The Parnitha Funitel on Mont Parness is the successor of an aerial tramway constructed in the 1970s to serve Casino Mont Parnes, the most popular casino in the Athens area, located on one of the peaks of mount Parnitha. Also, it was a common way for Athenians to reach on the peak for family day trips, a popular habit even today.

However, since April 2006, a newly built funitel, replacing the older one, was launched and it continues serving its previous purposes. Note, that it was not only a renovation, but a full construction on the place where the older funitel installation once used to be.

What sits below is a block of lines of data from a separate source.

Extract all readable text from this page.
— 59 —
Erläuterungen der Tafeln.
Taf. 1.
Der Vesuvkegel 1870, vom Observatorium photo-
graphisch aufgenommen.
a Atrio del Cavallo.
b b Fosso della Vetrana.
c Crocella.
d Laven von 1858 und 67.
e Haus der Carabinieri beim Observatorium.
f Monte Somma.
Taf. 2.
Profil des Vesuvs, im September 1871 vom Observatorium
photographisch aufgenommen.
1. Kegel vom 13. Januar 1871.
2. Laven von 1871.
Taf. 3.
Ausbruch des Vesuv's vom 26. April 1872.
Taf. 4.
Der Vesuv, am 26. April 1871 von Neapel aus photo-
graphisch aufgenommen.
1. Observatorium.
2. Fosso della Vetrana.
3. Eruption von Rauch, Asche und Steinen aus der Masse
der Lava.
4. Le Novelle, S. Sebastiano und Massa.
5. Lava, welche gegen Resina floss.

Details of the old, demolished Casino Mont Parnes aerial tramway
Year of Construction: 1972
Line Length: 1,690 metres (~5,545 ft)
Average Inclination: 20 degrees (36%)
Max. Velocity: 7.0 m/s
Number of Cars: 2
Capacity of Cars: 30 passengers
Total Max. Transfer Ability: 280 passengers/hour
Conductors: 3
Engines: 1 x 194 kW (1 x 260 PS) 
Manufacturer: Habbeger AG

Details of the new Regency Casino Mont Parnes Funitel
Year of Construction: 2004
Line Length: 1,595 metres (~5,233 ft)
Average Inclination: 20 degrees (36%)
Max. Velocity: 6.0 m/s (~22 km/h)
Number of Cars: 24 (21 in public use, 2 for VIP personalities, 1 for line maintenance)
Capacity of public cars: 20 seats/car
Capacity of VIP cars: 6 seats/car
Total Max. Transfer Ability: 2,000 passengers/hour
Conductors: 3
Engines: 2 x 411 kW (2 x 559 PS) 
Transfer Time: ~5 minutes
Wind Speed Limit: 120 km/h
Total Cost: ~12 million euros
Manufacturer: Doppelmayr Seilbahnen S.A.